Джилберт. Во всем. Потому что Искусство не ранит нас. В театре мы проливаем слезы — это нашли выход неощутимые, бесплодные переживания, которые и должно пробудить Искусство. Мы плачем, но не от настоящей боли. Мы охвачены скорбью, но в ней нет горечи. В реальной жизни скорбь, как заметил где-то Спиноза, мостит собою путь к совершенству в его первичном, недостаточном виде. Та же скорбь, которой мы одарены Искусством, и очищает, и возвышает, если мне позволено будет еще раз вспомнить великого критика-грека. Через Искусство, и только через Искусство, способны мы постичь, в чем наше совершенство; через Искусство, и только через Искусство, способны защититься от низменных опасностей, которыми полно действительное существование. Это так не потому лишь, что из всего доступного нашей фантазии ничто не заслуживает осуществления, но и потому, что душевные силы, как и силы физические, неким высшим законом ограничены и в протяженности своей, и в действенности. Можно изведать определенную сумму переживаний, и не больше. И много ли значат радости, которыми нас пытается соблазнить жизнь, как и напасти, которыми она хотела бы растлить и искалечить наш дух, если у нас перед глазами те, кто никогда не существовал, но в ком мы нашли истинную тайну счастья, и если мы уже выплакали все наши слезы, когда видели смерть тех, кто, как Корделия или дочь Брабанцио, никогда не умрет?
Эрнест. Но послушайте, во всем, что вы говорите, есть, мне кажется, нечто в корне чуждое морали.
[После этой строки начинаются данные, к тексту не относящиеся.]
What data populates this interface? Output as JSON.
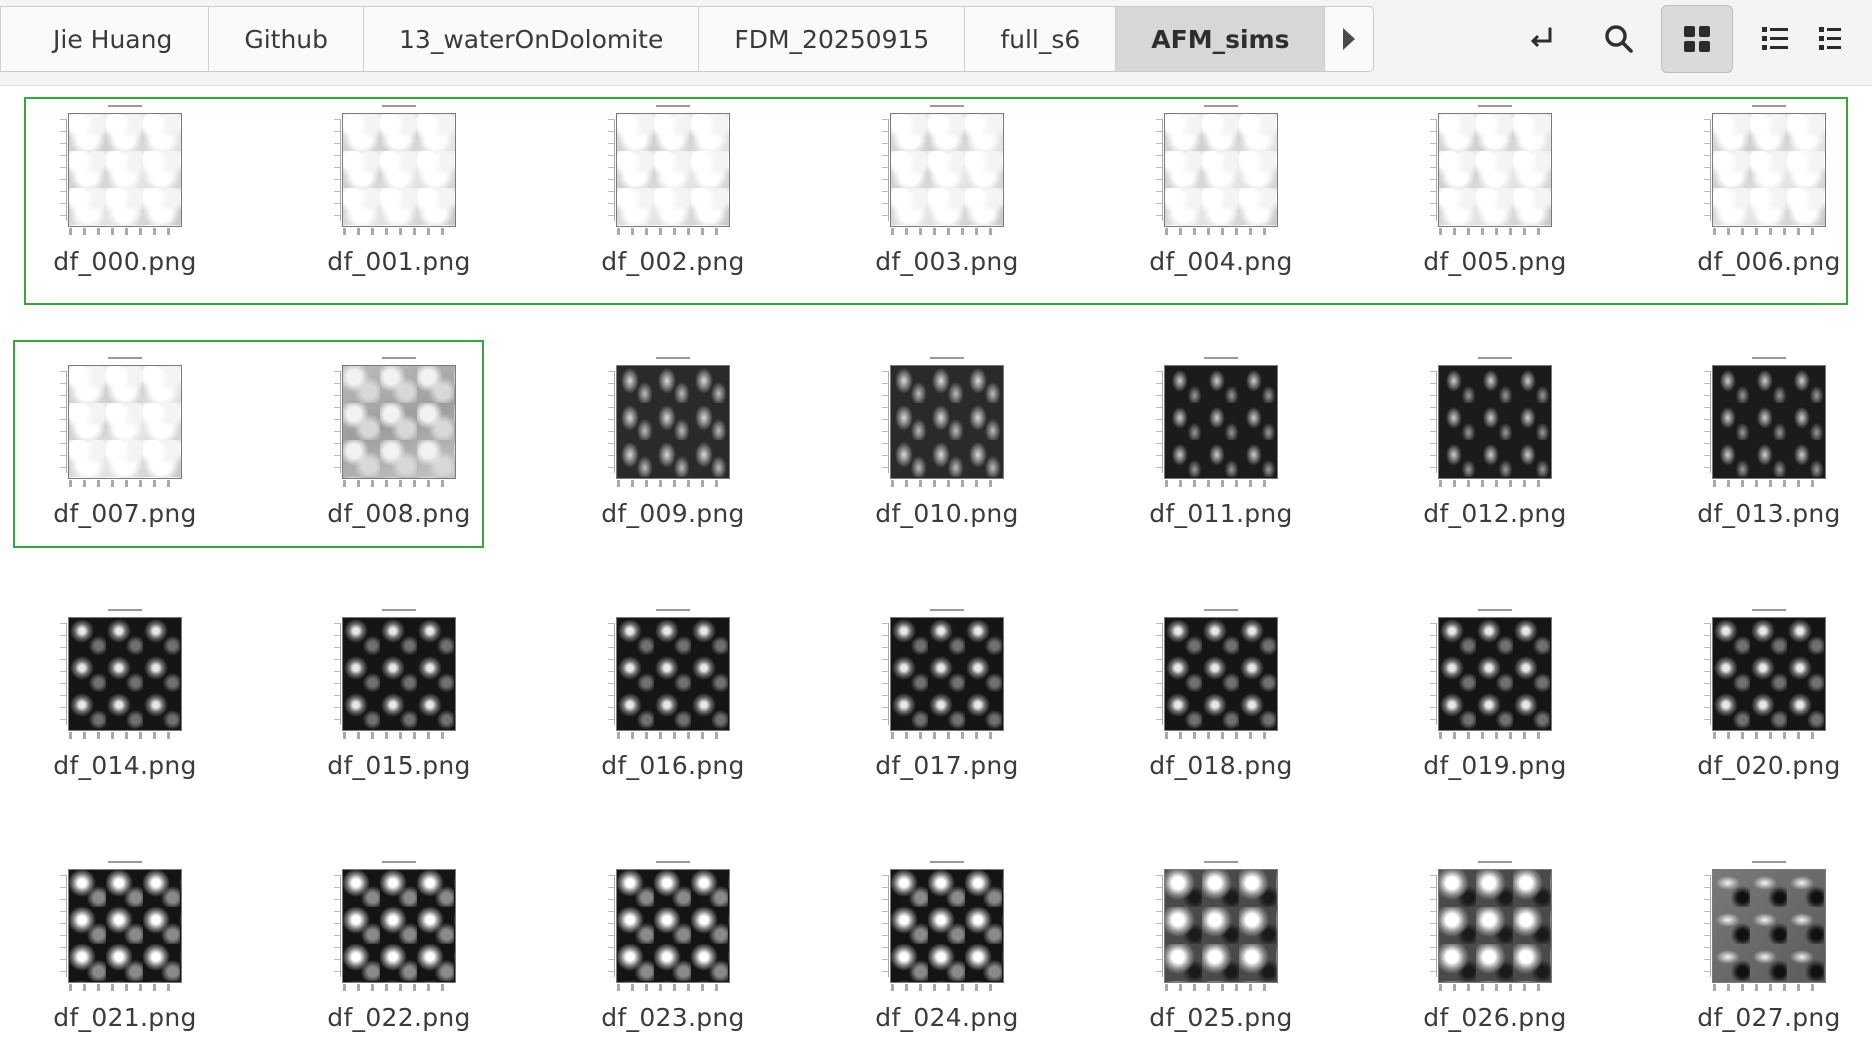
{
  "breadcrumbs": [
    "Jie Huang",
    "Github",
    "13_waterOnDolomite",
    "FDM_20250915",
    "full_s6",
    "AFM_sims"
  ],
  "toolbar": {
    "icons": [
      "enter-arrow-icon",
      "search-icon",
      "grid-view-icon",
      "list-view-icon",
      "compact-view-icon"
    ],
    "active_view": "grid-view-icon"
  },
  "files": [
    {
      "name": "df_000.png",
      "shade": "light"
    },
    {
      "name": "df_001.png",
      "shade": "light"
    },
    {
      "name": "df_002.png",
      "shade": "light"
    },
    {
      "name": "df_003.png",
      "shade": "light"
    },
    {
      "name": "df_004.png",
      "shade": "light"
    },
    {
      "name": "df_005.png",
      "shade": "light"
    },
    {
      "name": "df_006.png",
      "shade": "light"
    },
    {
      "name": "df_007.png",
      "shade": "light"
    },
    {
      "name": "df_008.png",
      "shade": "mid"
    },
    {
      "name": "df_009.png",
      "shade": "dark1"
    },
    {
      "name": "df_010.png",
      "shade": "dark1"
    },
    {
      "name": "df_011.png",
      "shade": "dark2"
    },
    {
      "name": "df_012.png",
      "shade": "dark2"
    },
    {
      "name": "df_013.png",
      "shade": "dark2"
    },
    {
      "name": "df_014.png",
      "shade": "dark3"
    },
    {
      "name": "df_015.png",
      "shade": "dark3"
    },
    {
      "name": "df_016.png",
      "shade": "dark3"
    },
    {
      "name": "df_017.png",
      "shade": "dark3"
    },
    {
      "name": "df_018.png",
      "shade": "dark3"
    },
    {
      "name": "df_019.png",
      "shade": "dark3"
    },
    {
      "name": "df_020.png",
      "shade": "dark3"
    },
    {
      "name": "df_021.png",
      "shade": "dark4"
    },
    {
      "name": "df_022.png",
      "shade": "dark4"
    },
    {
      "name": "df_023.png",
      "shade": "dark4"
    },
    {
      "name": "df_024.png",
      "shade": "dark4"
    },
    {
      "name": "df_025.png",
      "shade": "grey1"
    },
    {
      "name": "df_026.png",
      "shade": "grey1"
    },
    {
      "name": "df_027.png",
      "shade": "grey2"
    }
  ],
  "selection_color": "#3aa53a"
}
Джилберт. Все искусство аморально.
Эрнест. Все искусство?
Джилберт. Да. Ибо цель искусства — переживание во имя переживания, тогда как цель жизни и той ее практической организации, которую мы называем обществом, — переживание во имя действия. Общество, представляющее собой исток и основание всякой морали, существует лишь для концентрации человеческой энергии и для того, чтобы обеспечить продолжение самого себя, ту здоровую стабильность, которой оно требует, — оно, несомненно, вправе требовать от каждого, чтобы он обогащал общее дело производительным трудом в той или иной форме, гнул спину, чтобы каждодневный урок был выполнен. Преступника общество нередко прощает, мечтателя — никогда. Прекрасные бесплодные эмоции, которые в нас пробуждает искусство, ему ненавистны, и тирания его кошмарных социальных представлений столь безгранична, что в Клубе частных суждений и прочих доступных широкой публике местах к вам то и дело бесстыдно пристают с вопросами о том, чем вы занимаетесь, тогда как единственный вопрос, который цивилизованный человек должен бы скромно задавать другому человеку, — это о чем он размышляет. Все эти здравомыслящие оптимистически настроенные люди конечно же руководствуются лучшими побуждениями. Наверное, оттого они так нестерпимо докучливы. Но кто-то обязан им растолковать, что Созерцание, почитаемое в обществе самым страшным из грехов, для высокой культуры и есть истинное назначение человека.